Leaving aside the naturally difficult issues of righteous behaviour and the like, it is not even straightforward to realise the outcome of tax exempting JSS payouts in situation(s) where such benefits are to be passed on. To our knowledge, currently^^ this tax exemption outcome is simply stated as a one-liner response^^^ to FAQ #10 on the IRAS website section providing JSS-related information as follows: “The JSS payout will be exempt from income tax in the hands of employers.” While the brevity and sweeping nature of this statement is unambiguous and no doubt helpful in many general situations, it is clearly insufficient to address situation(s) where JSS benefits are to be passed on.

For example, and in the context of adhering to the above-mentioned MOM advisory, the clients (of the labour suppliers) will not be receiving JSS payouts per se but may instead be receiving service fee rebates from labour suppliers. Even if such service fee rebates can be causally linked and traced to the underlying JSS payout, the fact that the referenced tax-exemption statement thus far (1) mentions only JSS payout specifically and does not cover any derivative amount; and (2) suggests the need for a legal employer-employee relationship, can cause the tax-exemption outcome to be effectively denied (or at the very least, made contentious) for both the clients and the labour suppliers in this scenario.

In passing, one may also note that the passing on of JSS benefits within this model framework invariably means that the labour supply companies are prepared to be almost fully transparent with their clients with respect to the profit margins they earn on the local employees involved (at least on those earning less than $4,600 of gross monthly wages). It is unclear to us whether the provision of such clarity on the profit margins of labour supply companies constitutes market practice although admittedly this goes beyond the scope of our collective professional expertise.

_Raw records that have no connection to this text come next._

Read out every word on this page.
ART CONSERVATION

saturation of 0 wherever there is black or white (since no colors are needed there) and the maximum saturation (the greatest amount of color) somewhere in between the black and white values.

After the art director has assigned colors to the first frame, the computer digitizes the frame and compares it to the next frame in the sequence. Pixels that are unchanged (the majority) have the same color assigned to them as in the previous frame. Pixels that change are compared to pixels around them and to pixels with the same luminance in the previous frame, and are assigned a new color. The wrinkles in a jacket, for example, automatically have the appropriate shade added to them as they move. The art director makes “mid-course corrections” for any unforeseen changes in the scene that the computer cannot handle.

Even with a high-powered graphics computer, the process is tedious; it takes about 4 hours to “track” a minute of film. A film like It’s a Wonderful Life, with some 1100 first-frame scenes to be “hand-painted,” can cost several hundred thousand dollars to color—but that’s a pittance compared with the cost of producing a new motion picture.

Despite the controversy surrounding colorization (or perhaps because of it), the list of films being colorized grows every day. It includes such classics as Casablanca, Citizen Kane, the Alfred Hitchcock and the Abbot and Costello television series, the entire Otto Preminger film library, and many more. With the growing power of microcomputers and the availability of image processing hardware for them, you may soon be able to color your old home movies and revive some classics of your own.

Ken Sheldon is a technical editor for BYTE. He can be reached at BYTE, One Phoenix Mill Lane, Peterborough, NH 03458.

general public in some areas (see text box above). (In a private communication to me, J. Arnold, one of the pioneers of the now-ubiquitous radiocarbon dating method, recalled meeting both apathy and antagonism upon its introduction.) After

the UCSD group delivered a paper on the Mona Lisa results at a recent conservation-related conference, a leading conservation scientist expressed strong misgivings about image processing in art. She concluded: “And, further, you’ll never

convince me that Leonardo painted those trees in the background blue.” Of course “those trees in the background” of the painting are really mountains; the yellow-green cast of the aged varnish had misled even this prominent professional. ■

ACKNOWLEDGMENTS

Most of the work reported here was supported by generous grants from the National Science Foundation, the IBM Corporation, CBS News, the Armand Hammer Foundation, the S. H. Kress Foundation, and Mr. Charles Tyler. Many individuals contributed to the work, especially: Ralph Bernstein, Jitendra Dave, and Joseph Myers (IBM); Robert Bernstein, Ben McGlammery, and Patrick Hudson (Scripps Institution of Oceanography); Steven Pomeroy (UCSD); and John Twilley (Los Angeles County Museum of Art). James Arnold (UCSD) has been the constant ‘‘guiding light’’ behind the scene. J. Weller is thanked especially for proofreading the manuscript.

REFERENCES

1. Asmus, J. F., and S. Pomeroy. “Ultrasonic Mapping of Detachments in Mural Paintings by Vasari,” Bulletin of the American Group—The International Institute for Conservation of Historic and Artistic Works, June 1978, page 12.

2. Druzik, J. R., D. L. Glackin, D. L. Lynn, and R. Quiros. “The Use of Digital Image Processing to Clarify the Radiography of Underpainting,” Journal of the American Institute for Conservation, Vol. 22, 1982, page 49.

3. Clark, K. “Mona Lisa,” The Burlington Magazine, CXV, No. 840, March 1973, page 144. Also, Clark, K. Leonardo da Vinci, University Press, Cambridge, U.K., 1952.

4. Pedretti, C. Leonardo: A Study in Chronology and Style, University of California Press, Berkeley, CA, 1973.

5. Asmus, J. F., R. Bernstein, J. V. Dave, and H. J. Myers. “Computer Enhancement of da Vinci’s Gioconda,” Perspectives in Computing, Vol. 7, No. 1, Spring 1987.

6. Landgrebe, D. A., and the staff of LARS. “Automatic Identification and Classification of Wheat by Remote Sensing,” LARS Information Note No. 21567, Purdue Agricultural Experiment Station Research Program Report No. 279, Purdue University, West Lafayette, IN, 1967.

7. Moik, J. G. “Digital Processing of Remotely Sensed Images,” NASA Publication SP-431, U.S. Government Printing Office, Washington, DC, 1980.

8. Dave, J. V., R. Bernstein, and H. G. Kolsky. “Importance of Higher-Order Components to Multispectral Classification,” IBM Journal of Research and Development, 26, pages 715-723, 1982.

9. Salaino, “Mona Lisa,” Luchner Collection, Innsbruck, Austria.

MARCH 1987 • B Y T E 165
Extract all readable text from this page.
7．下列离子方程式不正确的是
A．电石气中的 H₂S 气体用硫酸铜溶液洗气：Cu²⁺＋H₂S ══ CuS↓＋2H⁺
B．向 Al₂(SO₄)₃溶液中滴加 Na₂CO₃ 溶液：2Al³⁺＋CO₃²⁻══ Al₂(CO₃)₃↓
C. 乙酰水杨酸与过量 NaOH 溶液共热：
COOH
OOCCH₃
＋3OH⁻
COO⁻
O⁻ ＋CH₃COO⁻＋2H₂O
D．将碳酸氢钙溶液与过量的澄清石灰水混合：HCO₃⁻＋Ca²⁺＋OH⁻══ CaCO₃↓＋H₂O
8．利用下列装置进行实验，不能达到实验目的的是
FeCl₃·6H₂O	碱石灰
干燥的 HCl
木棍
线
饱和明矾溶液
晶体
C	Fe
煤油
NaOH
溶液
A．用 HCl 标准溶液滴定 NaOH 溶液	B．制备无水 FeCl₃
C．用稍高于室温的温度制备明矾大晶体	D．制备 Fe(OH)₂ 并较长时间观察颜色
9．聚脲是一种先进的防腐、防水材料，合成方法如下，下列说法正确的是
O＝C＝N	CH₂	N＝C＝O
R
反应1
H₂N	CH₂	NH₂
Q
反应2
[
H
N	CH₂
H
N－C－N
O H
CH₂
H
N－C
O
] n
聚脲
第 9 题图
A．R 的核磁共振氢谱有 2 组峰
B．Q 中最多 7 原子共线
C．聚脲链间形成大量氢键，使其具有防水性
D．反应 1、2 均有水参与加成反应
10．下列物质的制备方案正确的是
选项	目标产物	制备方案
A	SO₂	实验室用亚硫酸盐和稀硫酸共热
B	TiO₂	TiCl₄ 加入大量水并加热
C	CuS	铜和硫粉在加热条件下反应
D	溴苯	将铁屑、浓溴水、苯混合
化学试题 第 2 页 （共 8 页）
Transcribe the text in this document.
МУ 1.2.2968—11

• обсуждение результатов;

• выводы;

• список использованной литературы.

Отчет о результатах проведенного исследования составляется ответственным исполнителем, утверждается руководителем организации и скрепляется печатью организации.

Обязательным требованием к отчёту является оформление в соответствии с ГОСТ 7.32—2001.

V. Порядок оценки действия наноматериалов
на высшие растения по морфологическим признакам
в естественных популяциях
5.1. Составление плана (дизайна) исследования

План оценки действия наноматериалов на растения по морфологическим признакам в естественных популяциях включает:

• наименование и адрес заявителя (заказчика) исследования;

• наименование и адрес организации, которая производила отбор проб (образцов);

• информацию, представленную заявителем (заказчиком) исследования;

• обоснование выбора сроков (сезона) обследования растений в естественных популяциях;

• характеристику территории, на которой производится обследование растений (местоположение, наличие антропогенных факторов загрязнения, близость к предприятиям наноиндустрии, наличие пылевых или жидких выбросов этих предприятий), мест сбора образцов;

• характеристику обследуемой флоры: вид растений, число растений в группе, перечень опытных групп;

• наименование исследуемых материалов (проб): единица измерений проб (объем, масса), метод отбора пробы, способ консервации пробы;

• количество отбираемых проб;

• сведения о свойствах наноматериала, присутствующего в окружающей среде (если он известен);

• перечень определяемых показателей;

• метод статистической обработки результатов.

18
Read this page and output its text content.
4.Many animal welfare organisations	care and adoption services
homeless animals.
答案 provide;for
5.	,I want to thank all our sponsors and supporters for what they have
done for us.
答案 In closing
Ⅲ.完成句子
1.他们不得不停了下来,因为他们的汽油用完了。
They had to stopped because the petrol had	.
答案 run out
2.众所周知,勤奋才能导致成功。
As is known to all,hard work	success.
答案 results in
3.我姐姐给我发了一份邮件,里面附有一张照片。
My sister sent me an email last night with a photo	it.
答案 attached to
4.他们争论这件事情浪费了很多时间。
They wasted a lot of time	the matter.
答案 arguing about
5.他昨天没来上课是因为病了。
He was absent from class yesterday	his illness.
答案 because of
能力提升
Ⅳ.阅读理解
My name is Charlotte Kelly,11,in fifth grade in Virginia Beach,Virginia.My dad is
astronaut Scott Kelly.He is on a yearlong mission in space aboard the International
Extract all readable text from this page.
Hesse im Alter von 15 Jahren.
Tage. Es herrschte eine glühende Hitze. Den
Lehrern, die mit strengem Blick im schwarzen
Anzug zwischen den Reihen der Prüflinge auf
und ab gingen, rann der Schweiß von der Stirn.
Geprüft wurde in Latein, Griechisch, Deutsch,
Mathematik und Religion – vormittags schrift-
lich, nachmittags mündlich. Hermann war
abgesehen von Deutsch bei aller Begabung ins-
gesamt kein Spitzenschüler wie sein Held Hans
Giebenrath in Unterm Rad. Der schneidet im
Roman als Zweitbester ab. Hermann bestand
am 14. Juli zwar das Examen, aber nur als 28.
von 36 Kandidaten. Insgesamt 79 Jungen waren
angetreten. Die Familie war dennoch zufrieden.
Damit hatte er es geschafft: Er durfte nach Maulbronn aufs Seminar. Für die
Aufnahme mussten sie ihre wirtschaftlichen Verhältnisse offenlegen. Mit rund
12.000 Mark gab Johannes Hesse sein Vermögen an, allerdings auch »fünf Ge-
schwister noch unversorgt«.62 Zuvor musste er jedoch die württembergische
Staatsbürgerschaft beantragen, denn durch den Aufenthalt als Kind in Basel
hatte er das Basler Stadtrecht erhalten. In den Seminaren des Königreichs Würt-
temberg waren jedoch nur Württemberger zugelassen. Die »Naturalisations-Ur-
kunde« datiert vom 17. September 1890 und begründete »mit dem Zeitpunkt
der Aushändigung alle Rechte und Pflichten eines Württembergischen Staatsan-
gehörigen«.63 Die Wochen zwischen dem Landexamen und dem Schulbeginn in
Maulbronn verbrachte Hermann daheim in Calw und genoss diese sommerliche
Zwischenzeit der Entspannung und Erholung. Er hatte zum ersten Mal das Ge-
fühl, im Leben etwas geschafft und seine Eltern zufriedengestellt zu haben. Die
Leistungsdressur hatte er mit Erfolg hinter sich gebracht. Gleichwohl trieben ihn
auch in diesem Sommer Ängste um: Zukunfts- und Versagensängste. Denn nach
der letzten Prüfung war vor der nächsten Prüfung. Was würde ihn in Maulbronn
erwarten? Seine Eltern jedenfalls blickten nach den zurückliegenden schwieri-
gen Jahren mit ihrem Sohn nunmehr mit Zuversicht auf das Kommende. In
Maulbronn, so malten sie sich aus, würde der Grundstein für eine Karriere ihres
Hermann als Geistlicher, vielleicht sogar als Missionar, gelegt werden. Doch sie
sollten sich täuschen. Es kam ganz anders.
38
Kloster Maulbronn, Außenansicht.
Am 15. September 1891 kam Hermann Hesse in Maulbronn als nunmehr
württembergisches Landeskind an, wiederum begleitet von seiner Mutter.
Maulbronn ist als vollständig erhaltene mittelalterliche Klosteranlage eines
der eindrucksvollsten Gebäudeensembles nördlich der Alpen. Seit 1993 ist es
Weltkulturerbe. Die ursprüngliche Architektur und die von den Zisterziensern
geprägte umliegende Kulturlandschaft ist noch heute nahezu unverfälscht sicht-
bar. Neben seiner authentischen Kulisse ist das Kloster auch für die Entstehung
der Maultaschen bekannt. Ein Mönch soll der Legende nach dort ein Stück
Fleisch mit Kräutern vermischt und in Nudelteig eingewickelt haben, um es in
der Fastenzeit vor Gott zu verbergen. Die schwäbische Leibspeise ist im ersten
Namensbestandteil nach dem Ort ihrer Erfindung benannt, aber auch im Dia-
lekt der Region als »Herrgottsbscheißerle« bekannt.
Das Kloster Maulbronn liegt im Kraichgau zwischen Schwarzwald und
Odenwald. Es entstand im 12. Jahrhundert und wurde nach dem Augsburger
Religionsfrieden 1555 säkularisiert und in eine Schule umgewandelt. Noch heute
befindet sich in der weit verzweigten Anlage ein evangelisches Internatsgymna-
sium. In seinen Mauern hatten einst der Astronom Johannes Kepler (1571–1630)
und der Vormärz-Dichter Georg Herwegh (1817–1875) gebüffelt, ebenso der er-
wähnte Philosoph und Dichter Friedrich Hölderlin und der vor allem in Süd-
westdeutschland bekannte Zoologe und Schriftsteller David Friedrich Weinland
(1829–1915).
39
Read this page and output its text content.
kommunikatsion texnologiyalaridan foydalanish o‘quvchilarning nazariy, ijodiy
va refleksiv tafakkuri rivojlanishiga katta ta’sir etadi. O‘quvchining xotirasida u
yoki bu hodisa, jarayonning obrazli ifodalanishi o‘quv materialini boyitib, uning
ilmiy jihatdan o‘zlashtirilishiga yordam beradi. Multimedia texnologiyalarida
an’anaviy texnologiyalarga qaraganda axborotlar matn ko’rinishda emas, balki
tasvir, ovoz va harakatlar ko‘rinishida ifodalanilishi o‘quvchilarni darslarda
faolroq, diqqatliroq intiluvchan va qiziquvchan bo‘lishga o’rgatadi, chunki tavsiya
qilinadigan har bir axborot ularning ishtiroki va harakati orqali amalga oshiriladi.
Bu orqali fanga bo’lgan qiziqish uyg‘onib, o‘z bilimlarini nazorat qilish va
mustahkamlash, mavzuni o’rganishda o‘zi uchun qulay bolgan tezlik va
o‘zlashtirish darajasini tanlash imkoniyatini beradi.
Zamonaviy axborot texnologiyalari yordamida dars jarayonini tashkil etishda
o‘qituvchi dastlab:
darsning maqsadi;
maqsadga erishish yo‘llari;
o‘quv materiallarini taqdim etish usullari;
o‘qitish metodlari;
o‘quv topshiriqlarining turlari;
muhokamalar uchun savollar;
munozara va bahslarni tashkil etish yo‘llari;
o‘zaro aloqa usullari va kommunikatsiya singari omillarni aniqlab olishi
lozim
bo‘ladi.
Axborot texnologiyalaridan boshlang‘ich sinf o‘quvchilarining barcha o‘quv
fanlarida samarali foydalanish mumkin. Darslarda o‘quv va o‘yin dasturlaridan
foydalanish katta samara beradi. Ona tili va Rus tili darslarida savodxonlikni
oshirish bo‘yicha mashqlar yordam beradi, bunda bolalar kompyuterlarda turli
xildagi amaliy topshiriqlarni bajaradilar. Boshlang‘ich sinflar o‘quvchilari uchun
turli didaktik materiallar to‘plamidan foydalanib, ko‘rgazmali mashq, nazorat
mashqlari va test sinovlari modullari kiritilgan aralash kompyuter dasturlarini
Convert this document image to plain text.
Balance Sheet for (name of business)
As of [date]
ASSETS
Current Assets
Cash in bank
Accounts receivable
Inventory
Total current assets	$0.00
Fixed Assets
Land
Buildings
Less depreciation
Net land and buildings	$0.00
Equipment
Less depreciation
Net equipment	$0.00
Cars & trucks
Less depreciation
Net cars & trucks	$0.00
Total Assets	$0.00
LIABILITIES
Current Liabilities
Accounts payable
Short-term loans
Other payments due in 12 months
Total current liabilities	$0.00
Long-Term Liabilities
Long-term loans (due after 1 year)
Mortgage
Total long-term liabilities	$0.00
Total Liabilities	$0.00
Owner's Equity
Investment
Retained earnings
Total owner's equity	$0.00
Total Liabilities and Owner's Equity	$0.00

In closing, with the final JSS payout expected in October 2020 and the earliest set of final corporate income tax returns with JSS impact not due before the end of November 2021, there is likely still time for the authorities involved to address the above issues (and possibly more) with granularity. As we suggest, the issues can indeed be multi-faceted and needs to be carefully thought through and dealt with. Otherwise, and especially for those tasked with accounting and tax responsibilities, it can leave a bitter aftertaste.

 

Notes:

* https://www.iras.gov.sg/irashome/News-and-Events/Newsroom/Media-Releases-and-Speeches/Media-Releases/2020/Over-140-000-employers-to-receive-$4-billion-in-next-Jobs-Support-Scheme-payout-from-28-May/

** https://www.iras.gov.sg/irashome/Businesses/Companies/Working-out-Corporate-Income-Taxes/Taxable-and-Non-Taxable-Income/Tax-Treatment-of-Grants/-Payouts-Commonly-Received-by-Companies/

^ https://www.mom.gov.sg/covid-19/advisory-on-labour-supply-companies#:~:text=Given%20the%20intent%20of%20JSS,for%20the%20employees'%20contracted%20services

^^ At the time of writing, the authors of this article are aware that the Ministry of Finance (MOF) is proposing certain amendments to the Income Tax Act to inter alia, clarify the tax treatment of measures announced for COVID-19 support to businesses. Whether the final amendments would be sufficient to fully address the points raised in this article remains to be seen, given that there is an ongoing period of consultation from 20 July to 7 August 2020, and a summary of the main comments received together with the MOF’s responses would be published by the end of September 2020.